Aku mengangguk. “Iya…” jawabku setelah memasukkan potongan pertama chicken steak.
“Gimana kalau kamu coba bikin judul tentang penelitan tumbuhan laut, yang berpotensi menjadi bahan aktif antibiotik atau antijamur ? Antimikroba deh pokoknya.” Kak Adriel memberikan saran sambil memotong chicken steak-nya.
“Iya juga ya…?” aku manggut-manggut lalu memasukkan potongan kedua chicken steakku. Otak juga butuh asupan untuk berpikir keras.
“Kan kalau penelitiannya itu kamu bisa sekalian refreshing. Penelitian sambil menikmati indahnya pemandangan laut.

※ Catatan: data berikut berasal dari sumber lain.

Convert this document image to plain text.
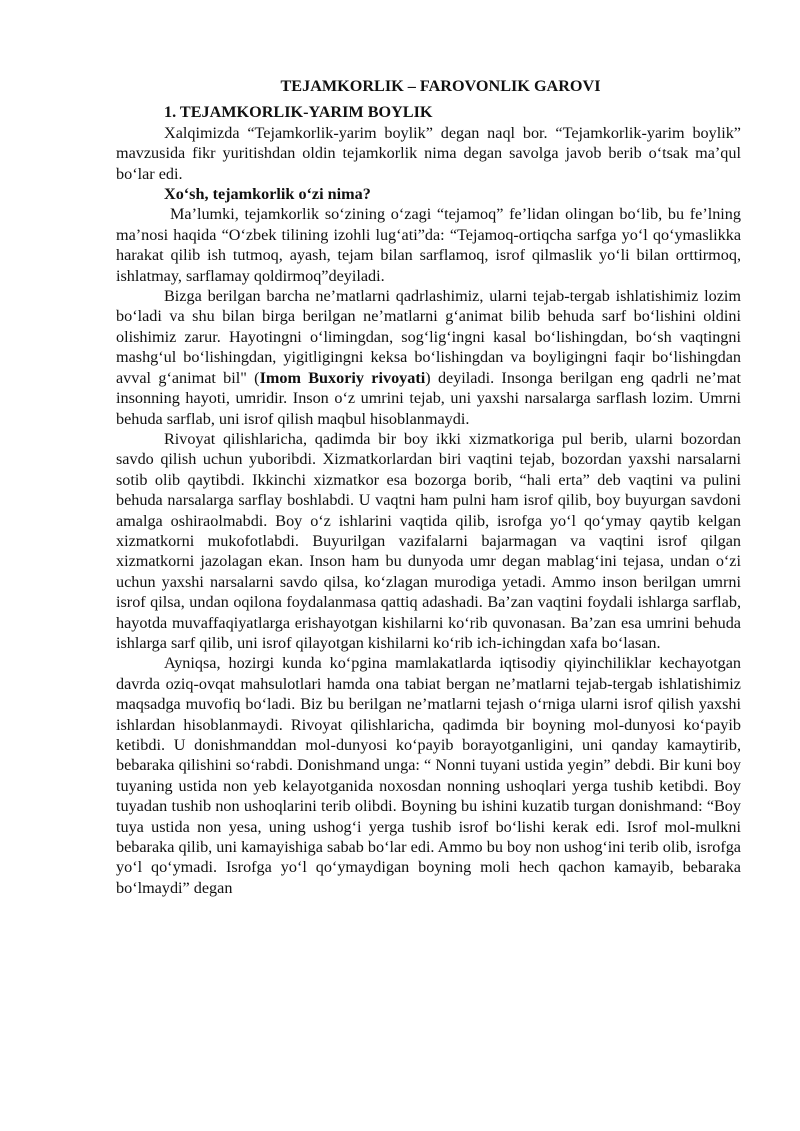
TEJAMKORLIK – FAROVONLIK GAROVI
1. TEJAMKORLIK-YARIM BOYLIK

Xalqimizda “Tejamkorlik-yarim boylik” degan naql bor. “Tejamkorlik-yarim boylik” mavzusida fikr yuritishdan oldin tejamkorlik nima degan savolga javob berib o‘tsak ma’qul bo‘lar edi.

Xo‘sh, tejamkorlik o‘zi nima?

Ma’lumki, tejamkorlik so‘zining o‘zagi “tejamoq” fe’lidan olingan bo‘lib, bu fe’lning ma’nosi haqida “O‘zbek tilining izohli lug‘ati”da: “Tejamoq-ortiqcha sarfga yo‘l qo‘ymaslikka harakat qilib ish tutmoq, ayash, tejam bilan sarflamoq, isrof qilmaslik yo‘li bilan orttirmoq, ishlatmay, sarflamay qoldirmoq”deyiladi.

Bizga berilgan barcha ne’matlarni qadrlashimiz, ularni tejab-tergab ishlatishimiz lozim bo‘ladi va shu bilan birga berilgan ne’matlarni g‘animat bilib behuda sarf bo‘lishini oldini olishimiz zarur. Hayotingni o‘limingdan, sog‘lig‘ingni kasal bo‘lishingdan, bo‘sh vaqtingni mashg‘ul bo‘lishingdan, yigitligingni keksa bo‘lishingdan va boyligingni faqir bo‘lishingdan avval g‘animat bil" (Imom Buxoriy rivoyati) deyiladi. Insonga berilgan eng qadrli ne’mat insonning hayoti, umridir. Inson o‘z umrini tejab, uni yaxshi narsalarga sarflash lozim. Umrni behuda sarflab, uni isrof qilish maqbul hisoblanmaydi.

Rivoyat qilishlaricha, qadimda bir boy ikki xizmatkoriga pul berib, ularni bozordan savdo qilish uchun yuboribdi. Xizmatkorlardan biri vaqtini tejab, bozordan yaxshi narsalarni sotib olib qaytibdi. Ikkinchi xizmatkor esa bozorga borib, “hali erta” deb vaqtini va pulini behuda narsalarga sarflay boshlabdi. U vaqtni ham pulni ham isrof qilib, boy buyurgan savdoni amalga oshiraolmabdi. Boy o‘z ishlarini vaqtida qilib, isrofga yo‘l qo‘ymay qaytib kelgan xizmatkorni mukofotlabdi. Buyurilgan vazifalarni bajarmagan va vaqtini isrof qilgan xizmatkorni jazolagan ekan. Inson ham bu dunyoda umr degan mablag‘ini tejasa, undan o‘zi uchun yaxshi narsalarni savdo qilsa, ko‘zlagan murodiga yetadi. Ammo inson berilgan umrni isrof qilsa, undan oqilona foydalanmasa qattiq adashadi. Ba’zan vaqtini foydali ishlarga sarflab, hayotda muvaffaqiyatlarga erishayotgan kishilarni ko‘rib quvonasan. Ba’zan esa umrini behuda ishlarga sarf qilib, uni isrof qilayotgan kishilarni ko‘rib ich-ichingdan xafa bo‘lasan.

Ayniqsa, hozirgi kunda ko‘pgina mamlakatlarda iqtisodiy qiyinchiliklar kechayotgan davrda oziq-ovqat mahsulotlari hamda ona tabiat bergan ne’matlarni tejab-tergab ishlatishimiz maqsadga muvofiq bo‘ladi. Biz bu berilgan ne’matlarni tejash o‘rniga ularni isrof qilish yaxshi ishlardan hisoblanmaydi. Rivoyat qilishlaricha, qadimda bir boyning mol-dunyosi ko‘payib ketibdi. U donishmanddan mol-dunyosi ko‘payib borayotganligini, uni qanday kamaytirib, bebaraka qilishini so‘rabdi. Donishmand unga: “ Nonni tuyani ustida yegin” debdi. Bir kuni boy tuyaning ustida non yeb kelayotganida noxosdan nonning ushoqlari yerga tushib ketibdi. Boy tuyadan tushib non ushoqlarini terib olibdi. Boyning bu ishini kuzatib turgan donishmand: “Boy tuya ustida non yesa, uning ushog‘i yerga tushib isrof bo‘lishi kerak edi. Isrof mol-mulkni bebaraka qilib, uni kamayishiga sabab bo‘lar edi. Ammo bu boy non ushog‘ini terib olib, isrofga yo‘l qo‘ymadi. Isrofga yo‘l qo‘ymaydigan boyning moli hech qachon kamayib, bebaraka bo‘lmaydi” degan
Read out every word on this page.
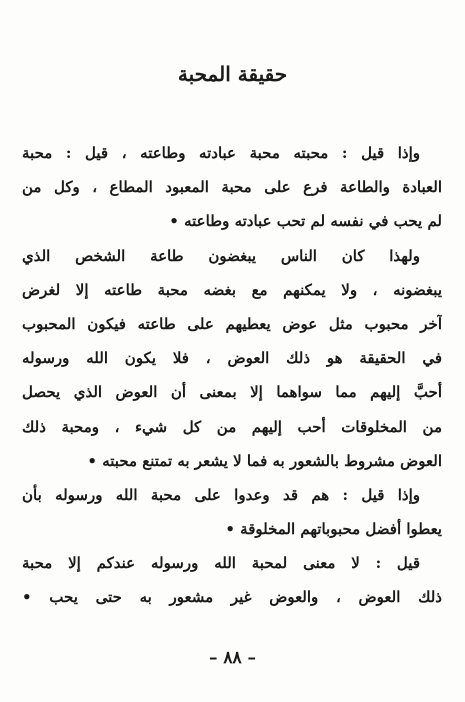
حقيقة المحبة
وإذا قيل : محبته محبة عبادته وطاعته ، قيل : محبة
العبادة والطاعة فرع على محبة المعبود المطاع ، وكل من
لم يحب في نفسه لم تحب عبادته وطاعته •
ولهذا كان الناس يبغضون طاعة الشخص الذي
يبغضونه ، ولا يمكنهم مع بغضه محبة طاعته إلا لغرض
آخر محبوب مثل عوض يعطيهم على طاعته فيكون المحبوب
في الحقيقة هو ذلك العوض ، فلا يكون الله ورسوله
أحبَّ إليهم مما سواهما إلا بمعنى أن العوض الذي يحصل
من المخلوقات أحب إليهم من كل شيء ، ومحبة ذلك
العوض مشروط بالشعور به فما لا يشعر به تمتنع محبته •
وإذا قيل : هم قد وعدوا على محبة الله ورسوله بأن
يعطوا أفضل محبوباتهم المخلوقة •
قيل : لا معنى لمحبة الله ورسوله عندكم إلا محبة
ذلك العوض ، والعوض غير مشعور به حتى يحب •
– ٨٨ –
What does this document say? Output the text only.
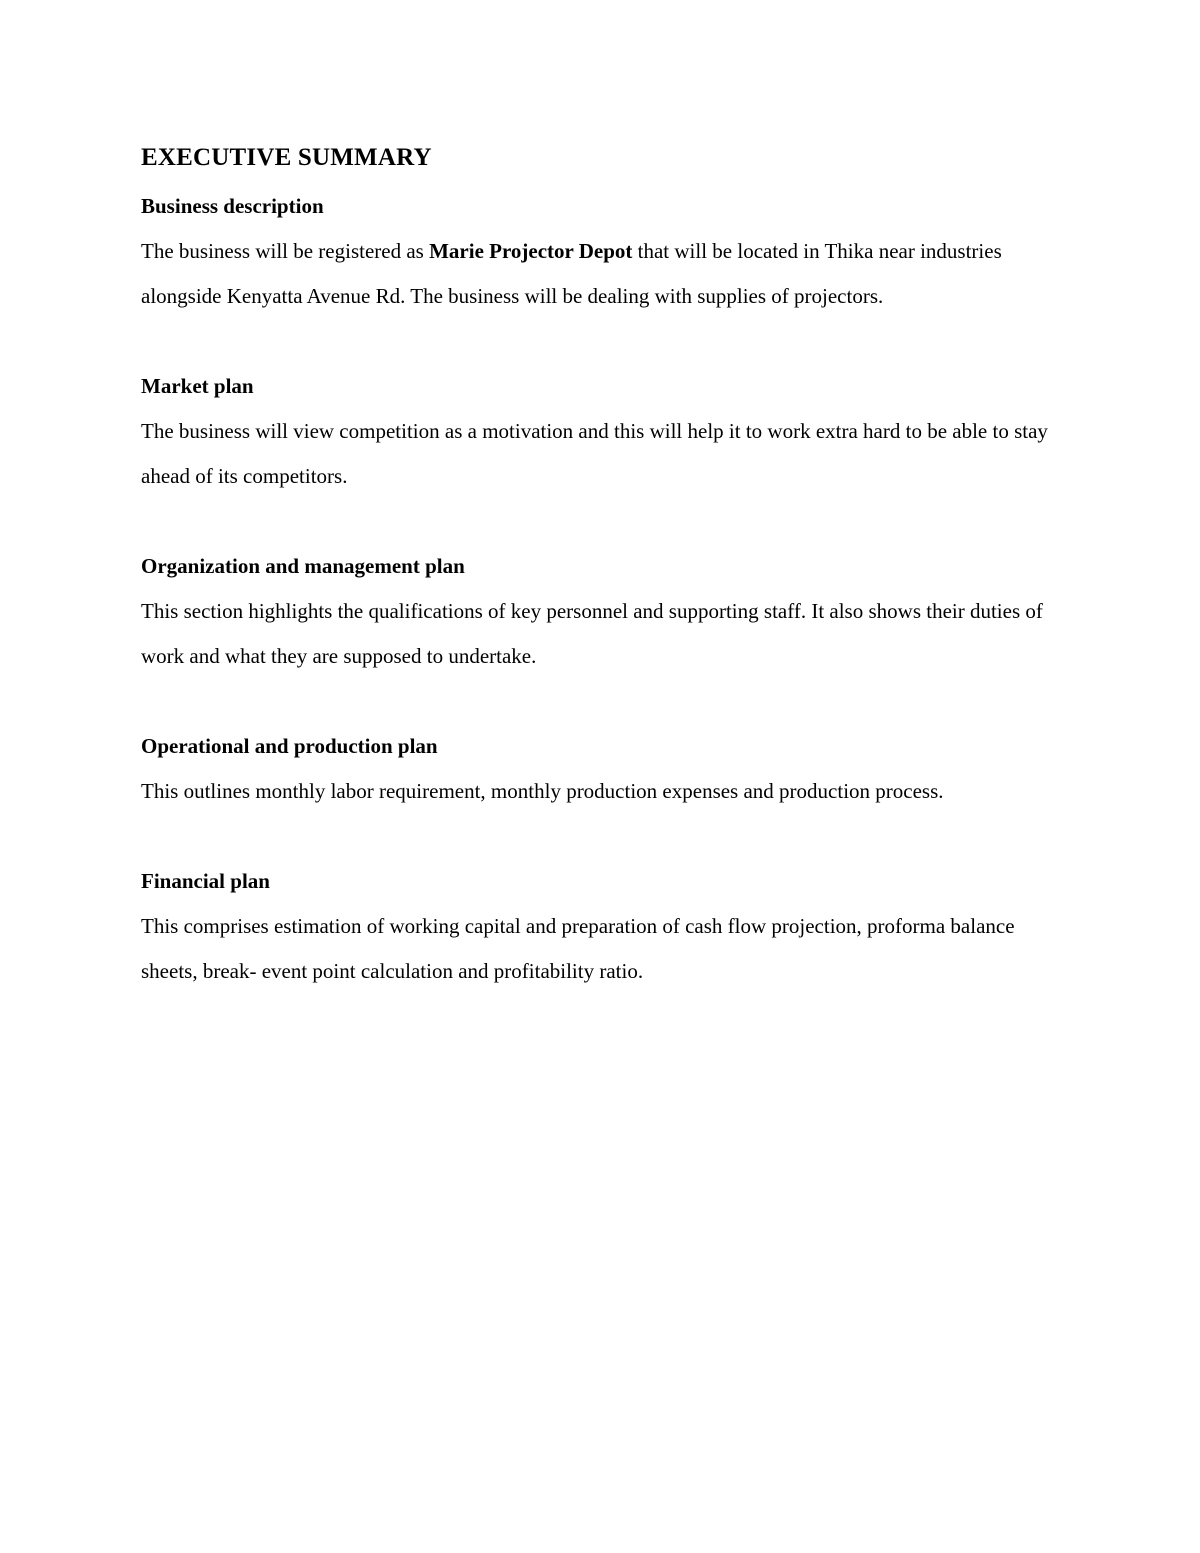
EXECUTIVE SUMMARY
Business description

The business will be registered as Marie Projector Depot that will be located in Thika near industries alongside Kenyatta Avenue Rd. The business will be dealing with supplies of projectors.

Market plan

The business will view competition as a motivation and this will help it to work extra hard to be able to stay ahead of its competitors.

Organization and management plan

This section highlights the qualifications of key personnel and supporting staff. It also shows their duties of work and what they are supposed to undertake.

Operational and production plan

This outlines monthly labor requirement, monthly production expenses and production process.

Financial plan

This comprises estimation of working capital and preparation of cash flow projection, proforma balance sheets, break- event point calculation and profitability ratio.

Iya nggak ?” Kak Adriel menaikturunkan alisnya.
Aku langsung mengangkat pisau yang aku pegang “Good idea.” kataku semringah.
“Nanti habis ini aku bantuin kamu bikin proposalnya ya ? Pembimbing dua aku kemarin kan Ibu Griselda, jadi aku lumayan tahu kriteria yang Ibu Griselda mau.” ucap Kak Adriel.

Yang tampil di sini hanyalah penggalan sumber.